当年天龙观干的那些破事儿,自己隐忍三十年到现在直接给天龙观换了门面。
这不是大快人心的好事儿?
更何况,这件事又不是刚开始干,这三十年来自己不知道念叨多少次了。
也没见这两个生气啊……
这突然是咋了啊!
是……是因为自己刚才有点儿过于得意,不恭不敬了??
呃……
也不是……
祖师不好说,反正自己师父绝对不是那种在意这玩意儿的人……
别说自己师父不知道早死了多少年了,也没见过他生什么气。
这以前师父还活着的时候,自己往他酒葫芦撒尿,他也没气成这样啊。
不是!!
到底发生啥了!!
……
……
与此同时,奉天老城区。
法坛被重新摆好,陆远点燃三炷清香,恭恭敬敬地插进香炉,再次恭请祖师。
袅袅青烟,这一次笔直升腾,再无波折。
做完这一切,陆远才转过身,看向一旁在寒风中静静等待的两个大美人。
“琴姨,巧儿姨,你们先回去吧。”
“今晚我得把这养煞地给破了。”
做完流程,陆远转头望向一旁等待的两个大美姨。
“瞅你俩穿的,也不嫌弃冷!”
陆远瞅了眼两人上半身抱着名贵的狐皮大氅儿。
下半身是两条丰腴修长的大美腿,在夜色下白得晃眼,跟没穿裤子似的。
被陆远这般一说,两人则是娇瞪陆远一眼,却并未多说啥。
两人虽然骚,虽然浪,但也只会在陆远跟前儿骚浪。
这旁边若是没有许二小,王成安,宋宗虎,两人怕是要立马骚浪的说上几句勾人的下贱话儿。

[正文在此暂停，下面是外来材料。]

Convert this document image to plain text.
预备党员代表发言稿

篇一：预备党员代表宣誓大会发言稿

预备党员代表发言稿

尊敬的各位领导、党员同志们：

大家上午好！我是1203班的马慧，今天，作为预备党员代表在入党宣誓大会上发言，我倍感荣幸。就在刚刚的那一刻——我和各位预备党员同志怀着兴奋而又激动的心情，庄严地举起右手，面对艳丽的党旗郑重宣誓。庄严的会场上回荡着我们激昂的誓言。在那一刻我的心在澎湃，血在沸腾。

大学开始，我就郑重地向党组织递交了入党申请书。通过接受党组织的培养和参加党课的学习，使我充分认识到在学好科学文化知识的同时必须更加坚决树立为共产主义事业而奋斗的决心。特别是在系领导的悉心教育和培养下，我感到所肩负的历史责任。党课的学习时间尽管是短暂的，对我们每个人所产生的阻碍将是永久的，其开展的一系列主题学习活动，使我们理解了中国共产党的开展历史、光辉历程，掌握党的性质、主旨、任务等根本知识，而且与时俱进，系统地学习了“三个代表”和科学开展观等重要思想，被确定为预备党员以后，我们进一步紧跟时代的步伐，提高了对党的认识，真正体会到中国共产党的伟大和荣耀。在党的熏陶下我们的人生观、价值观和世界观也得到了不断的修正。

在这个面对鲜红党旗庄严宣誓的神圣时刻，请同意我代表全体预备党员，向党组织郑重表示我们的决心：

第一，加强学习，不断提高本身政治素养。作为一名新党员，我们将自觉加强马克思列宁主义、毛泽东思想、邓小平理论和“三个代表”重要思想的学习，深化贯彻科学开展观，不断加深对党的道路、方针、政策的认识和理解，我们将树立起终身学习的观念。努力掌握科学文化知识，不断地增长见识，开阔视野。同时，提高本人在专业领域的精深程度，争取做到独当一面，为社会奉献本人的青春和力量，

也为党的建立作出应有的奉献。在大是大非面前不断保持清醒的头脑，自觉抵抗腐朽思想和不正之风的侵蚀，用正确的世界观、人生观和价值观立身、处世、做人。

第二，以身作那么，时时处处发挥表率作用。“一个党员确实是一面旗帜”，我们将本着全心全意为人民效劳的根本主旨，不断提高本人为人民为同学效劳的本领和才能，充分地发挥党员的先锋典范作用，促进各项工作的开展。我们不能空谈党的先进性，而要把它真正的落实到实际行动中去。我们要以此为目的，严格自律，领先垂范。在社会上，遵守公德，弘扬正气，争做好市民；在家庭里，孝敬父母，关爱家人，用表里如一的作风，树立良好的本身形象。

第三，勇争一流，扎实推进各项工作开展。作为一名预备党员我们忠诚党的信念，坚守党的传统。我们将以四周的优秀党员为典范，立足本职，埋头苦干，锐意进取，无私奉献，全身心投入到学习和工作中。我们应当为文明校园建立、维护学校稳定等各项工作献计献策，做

但现在旁边有人,两人好歹那都是正儿八经的大户人家出来的,自然做不出来什么,也说不出来什么
两个大美姨只是娇声道:
“都这么晚了,等明儿个再来呗?”
“怕被人抢了?”
琴姨更是直接抬起涂着妖艳紫色甲油的玉手,指向不远处的宋宗虎。
“让咱弟给咱派人看着,谁也不让进不就得了?”
“等今儿个晚上歇好了,明天再来呗。”
一旁的宋宗虎:“……”
这话咋感觉怪怪的……
陆远却是摇了摇头道:
“明天有明天的事儿,今日事今日毕,也用不了多久,最多一个多钟头的事儿,不用来回折腾。”
说着,陆远顺着琴姨指的方向,望向了宋宗虎。
这还是认识琴姨这么长时间来,第一次看到她弟弟,之前只是从琴姨口中听到。
此时这个中年男人有些尴尬,只是站在军车旁,勉强向陆远露出一阵笑容来。
要陆远说,陆远也挺尴尬的。
自己跟琴姨的关系,可以这么说,已经算是板上钉钉了!
没得跑了!
陆远是绝对不会把这个大美姨推出去的。
想必,这件事琴姨也应该会跟宋宗虎说过几嘴?
这人家能不尴尬嘛,自己就这么大点儿岁数。
但眼下不是想这些的时候。
陆远神色变得格外认真,对着宋宗虎一拱手。
“按理来说,这口锅不该叫你背着,但我眼下确实有一档子要紧的事情要做。”
“若是您的上司怪罪下来,您能帮我顶上一个多月,等天尊大典结束,这份情我记您一辈子。”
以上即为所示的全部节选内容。